What is Big Data?
Big data is a term that describes the large volume of data, structured and unstructured, that floods a company on a day-to-day basis. Big Data is a term used for a collection of large and complex data sets that is difficult to store and process using the available database management tools or traditional data processing applications. The challenge includes capturing, curing, storing, searching, sharing, transferring, analyzing and visualizing this data.
Types of Big Data
Classification is essential for the study of any issue. Then Big Data is broadly classified into three main types, which are-
By structured data, we mean data that can be processed, stored and retrieved in a fixed format. It refers to highly organized information that can be easily and perfectly stored and accessed from a database by simple search engine algorithms. For example, the table of employees in a database of the company will be structured according to the details of the employee, their positions, their salaries, etc., will be present in an organized manner.
Unstructured data refers to data that does not have any specific form or structure. This makes it very difficult and slow to process and analyze unstructured data. E-mail is an example of unstructured data.
Semi-structured data refers to data that contains the two formats mentioned above, that is, structured and unstructured data. To be precise, it refers to the data that, although they have not been classified in a specific repository (database), contain vital information or marks that segregate individual elements within the data.

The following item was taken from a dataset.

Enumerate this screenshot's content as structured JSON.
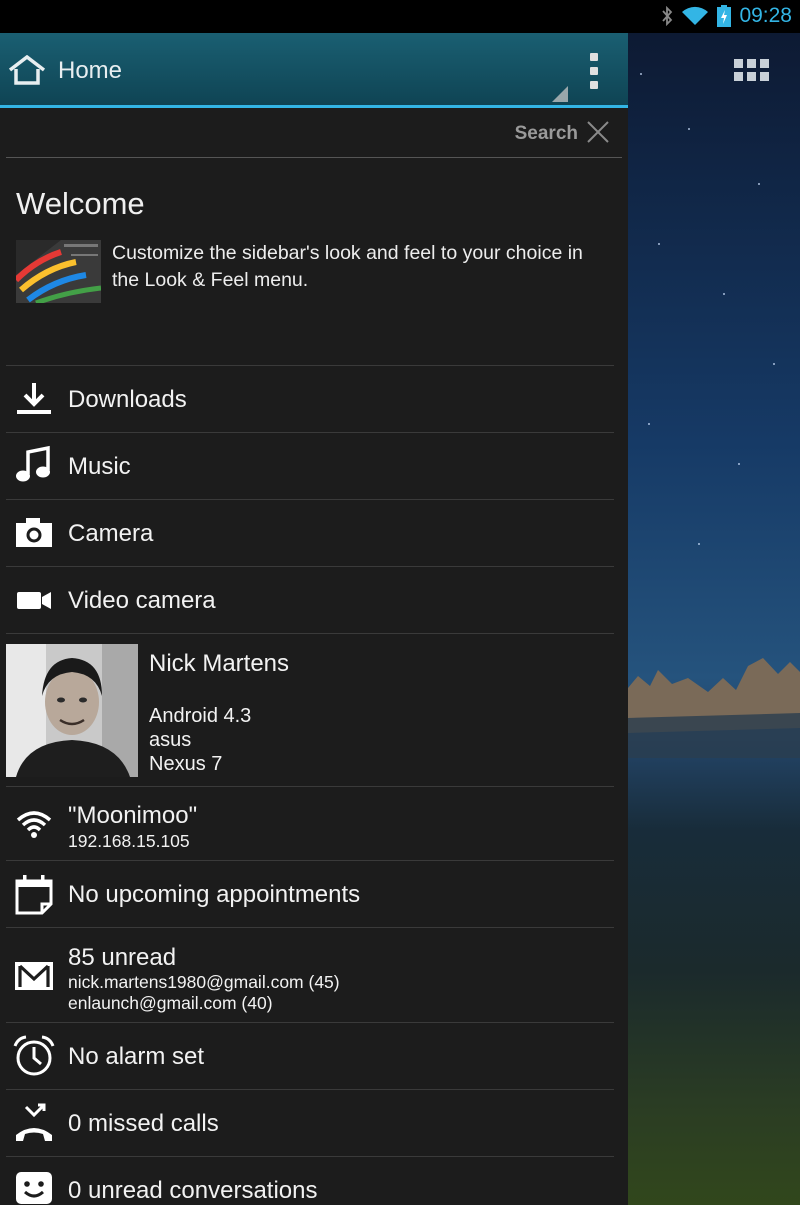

Characteristics Of Big Data
The name Big Data itself is related to a size that is huge. The size of the data plays a crucial role in determining the value of the data. In addition, if a specific data can be considered as a Big Data or not, it depends on the volume of data. Therefore, ‘Volume’ is a feature that needs to be considered when dealing with Big Data.

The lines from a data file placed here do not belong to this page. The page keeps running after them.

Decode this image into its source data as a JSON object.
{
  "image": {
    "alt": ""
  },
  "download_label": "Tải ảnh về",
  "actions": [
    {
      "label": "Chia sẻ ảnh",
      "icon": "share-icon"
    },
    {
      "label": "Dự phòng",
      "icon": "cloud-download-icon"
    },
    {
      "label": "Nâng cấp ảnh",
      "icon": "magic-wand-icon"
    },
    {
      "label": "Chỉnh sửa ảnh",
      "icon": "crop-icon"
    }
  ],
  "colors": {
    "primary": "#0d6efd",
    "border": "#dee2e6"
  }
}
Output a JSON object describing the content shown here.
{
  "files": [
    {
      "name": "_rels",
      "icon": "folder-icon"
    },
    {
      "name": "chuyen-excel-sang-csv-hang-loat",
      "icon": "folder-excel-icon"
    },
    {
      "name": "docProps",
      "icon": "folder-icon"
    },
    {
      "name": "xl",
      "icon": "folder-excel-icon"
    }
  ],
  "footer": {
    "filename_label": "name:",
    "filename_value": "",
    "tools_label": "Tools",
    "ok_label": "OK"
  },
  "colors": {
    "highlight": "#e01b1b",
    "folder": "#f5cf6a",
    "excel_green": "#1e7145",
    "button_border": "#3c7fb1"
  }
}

Variety refers to heterogeneous sources and the nature of the data, both structured and unstructured. In the first days, spreadsheets and databases were the only sources of data considered by most applications. Currently, the data in the form of e-mails, photos, videos, monitoring devices, PDF, audio, etc. they are also being considered in the analysis applications. This variety of unstructured data presents certain problems for storage, mining and data analysis.
The term speed refers to the speed of data generation. The speed with which the data is generated and processed to meet the demands determines the real potential of the data. Big Data Velocity handles the speed at which data flows from sources such as business processes, application logs, networks and websites, social media, sensors, mobile devices, etc. The data flow is huge and continuous.
Applications of Big Data
Entertainment: Netflix and Amazon use Big Data to make shows and movie recommendations for their users.

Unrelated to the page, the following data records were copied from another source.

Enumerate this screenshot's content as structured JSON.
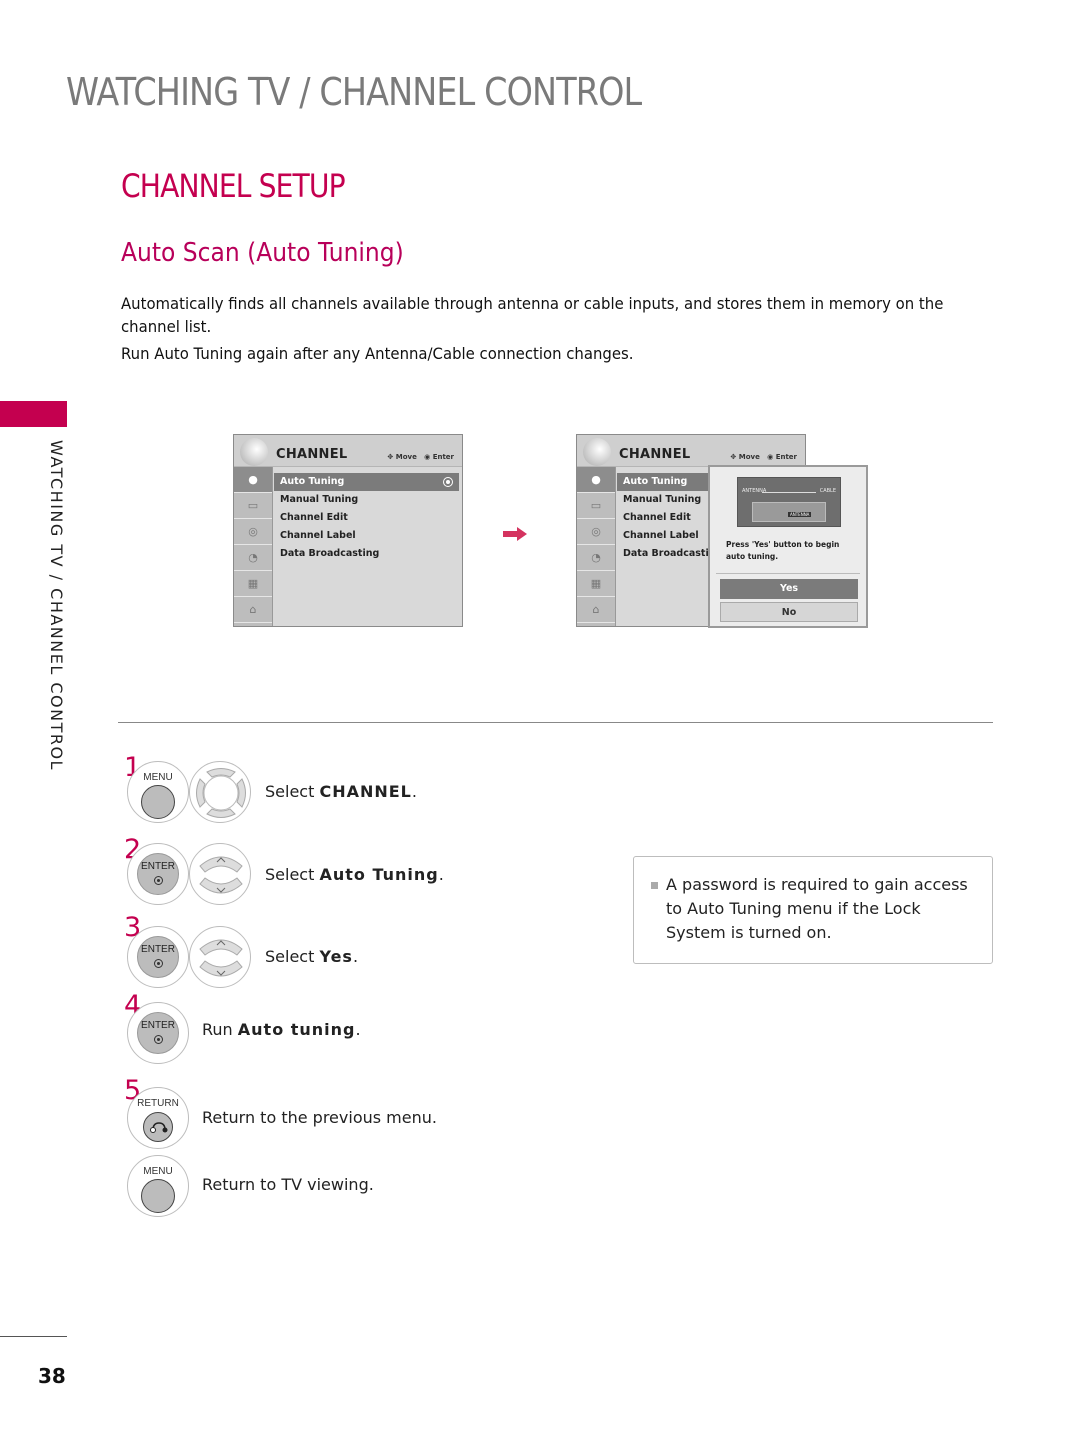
{
  "page": {
    "header": "WATCHING TV / CHANNEL CONTROL",
    "side_label": "WATCHING TV / CHANNEL CONTROL",
    "section_title": "CHANNEL SETUP",
    "sub_title": "Auto Scan (Auto Tuning)",
    "intro": [
      "Automatically finds all channels available through antenna or cable inputs, and stores them in memory on the",
      "channel list.",
      "Run Auto Tuning again after any Antenna/Cable connection changes."
    ],
    "page_number": "38",
    "accent_color": "#c4004f"
  },
  "tv_menu_1": {
    "title": "CHANNEL",
    "hint_move": "Move",
    "hint_enter": "Enter",
    "items": [
      "Auto Tuning",
      "Manual Tuning",
      "Channel Edit",
      "Channel Label",
      "Data Broadcasting"
    ],
    "selected": "Auto Tuning",
    "rail_icons": [
      "channel-icon",
      "picture-icon",
      "audio-icon",
      "time-icon",
      "option-icon",
      "lock-icon"
    ]
  },
  "tv_menu_2": {
    "title": "CHANNEL",
    "hint_move": "Move",
    "hint_enter": "Enter",
    "items": [
      "Auto Tuning",
      "Manual Tuning",
      "Channel Edit",
      "Channel Label",
      "Data Broadcastin"
    ],
    "popup": {
      "diagram_antenna": "ANTENNA",
      "diagram_cable": "CABLE",
      "diagram_port": "ANTENNA",
      "message_line1": "Press 'Yes' button to begin",
      "message_line2": "auto tuning.",
      "yes_label": "Yes",
      "no_label": "No"
    }
  },
  "steps": [
    {
      "num": "1",
      "button": "MENU",
      "prefix": "Select ",
      "bold": "CHANNEL",
      "suffix": "."
    },
    {
      "num": "2",
      "button": "ENTER",
      "prefix": "Select ",
      "bold": "Auto Tuning",
      "suffix": "."
    },
    {
      "num": "3",
      "button": "ENTER",
      "prefix": "Select ",
      "bold": "Yes",
      "suffix": "."
    },
    {
      "num": "4",
      "button": "ENTER",
      "prefix": "Run ",
      "bold": "Auto tuning",
      "suffix": "."
    },
    {
      "num": "5",
      "button": "RETURN",
      "text": "Return to the previous menu."
    },
    {
      "num": "",
      "button": "MENU",
      "text": "Return to TV viewing."
    }
  ],
  "note": {
    "text": "A password is required to gain access to Auto Tuning menu if the Lock System is turned on."
  }
}
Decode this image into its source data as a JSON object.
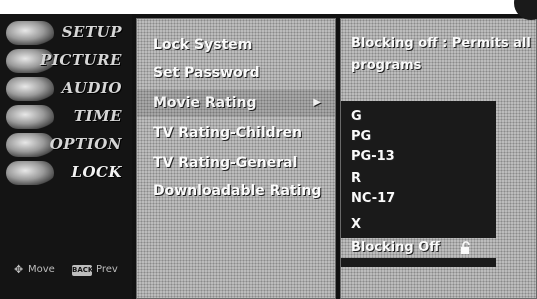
{
  "sidebar": {
    "items": [
      {
        "label": "SETUP",
        "active": false
      },
      {
        "label": "PICTURE",
        "active": false
      },
      {
        "label": "AUDIO",
        "active": false
      },
      {
        "label": "TIME",
        "active": false
      },
      {
        "label": "OPTION",
        "active": false
      },
      {
        "label": "LOCK",
        "active": true
      }
    ],
    "hint": {
      "move_icon": "move-arrows-icon",
      "move_label": "Move",
      "back_key": "BACK",
      "prev_label": "Prev"
    }
  },
  "submenu": {
    "items": [
      {
        "label": "Lock System"
      },
      {
        "label": "Set Password"
      },
      {
        "label": "Movie Rating",
        "selected": true,
        "arrow": "▶"
      },
      {
        "label": "TV Rating-Children"
      },
      {
        "label": "TV Rating-General"
      },
      {
        "label": "Downloadable Rating"
      }
    ]
  },
  "options": {
    "description_line1": "Blocking off : Permits all",
    "description_line2": "programs",
    "ratings": [
      {
        "label": "G"
      },
      {
        "label": "PG"
      },
      {
        "label": "PG-13"
      },
      {
        "label": "R"
      },
      {
        "label": "NC-17"
      },
      {
        "label": "X"
      },
      {
        "label": "Blocking Off",
        "selected": true,
        "icon": "unlock-icon"
      }
    ]
  },
  "colors": {
    "background": "#111111",
    "panel_border": "#6a6a6a",
    "highlight": "#bdbdbd",
    "text": "#fafafa"
  }
}
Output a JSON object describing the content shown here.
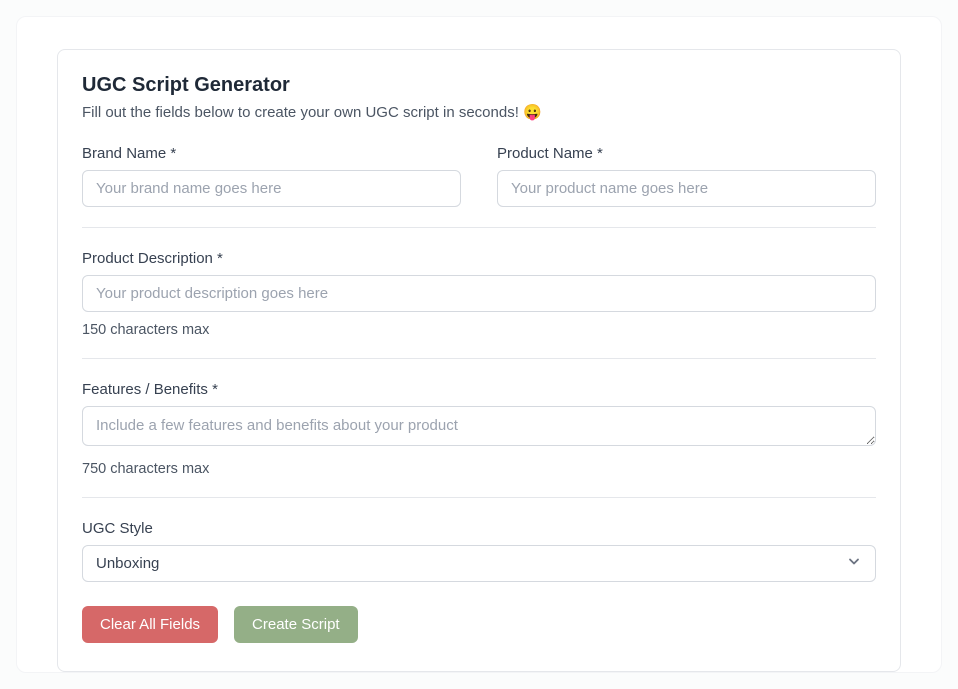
{
  "header": {
    "title": "UGC Script Generator",
    "subtitle": "Fill out the fields below to create your own UGC script in seconds! 😛"
  },
  "fields": {
    "brand": {
      "label": "Brand Name *",
      "placeholder": "Your brand name goes here",
      "value": ""
    },
    "product": {
      "label": "Product Name *",
      "placeholder": "Your product name goes here",
      "value": ""
    },
    "description": {
      "label": "Product Description *",
      "placeholder": "Your product description goes here",
      "value": "",
      "helper": "150 characters max"
    },
    "features": {
      "label": "Features / Benefits *",
      "placeholder": "Include a few features and benefits about your product",
      "value": "",
      "helper": "750  characters max"
    },
    "style": {
      "label": "UGC Style",
      "selected": "Unboxing"
    }
  },
  "buttons": {
    "clear": "Clear All Fields",
    "create": "Create Script"
  }
}
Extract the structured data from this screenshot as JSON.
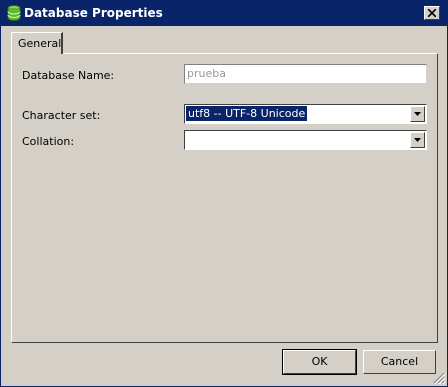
{
  "window": {
    "title": "Database Properties",
    "title_icon": "database-icon",
    "titlebar_color": "#0a246a"
  },
  "tabs": [
    {
      "label": "General",
      "active": true
    }
  ],
  "form": {
    "database_name_label": "Database Name:",
    "database_name_value": "prueba",
    "character_set_label": "Character set:",
    "character_set_value": "utf8 -- UTF-8 Unicode",
    "collation_label": "Collation:",
    "collation_value": ""
  },
  "buttons": {
    "ok": "OK",
    "cancel": "Cancel"
  },
  "icons": {
    "close": "close-icon",
    "dropdown": "chevron-down-icon",
    "resize": "resize-grip-icon"
  }
}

Insurance: use Big Data to predict illnesses, accidents and price their products accordingly. about one gigabyte of data per second.
Education: Opting for technology powered by big data as a learning tool instead of traditional classroom methods, which improved student learning and helped the teacher to accompany
Cars: Rolls Royce adopted Big Data by installing hundreds of sensors in their engines and propulsion systems, which records every tiny detail of your operation. Changes in the real-time data are reported to the engineers who will decide the best course of action, such as maintenance programming or shipment of engineering equipment if the problem demands.
Government: A very interesting use of Big Data is in the field of politics to analyze patterns and influence the results of elections. Cambridge Analytica Ltd. is one of those organizations that fully impels the data to alter the behavior of the audience and plays an important role in the electoral process.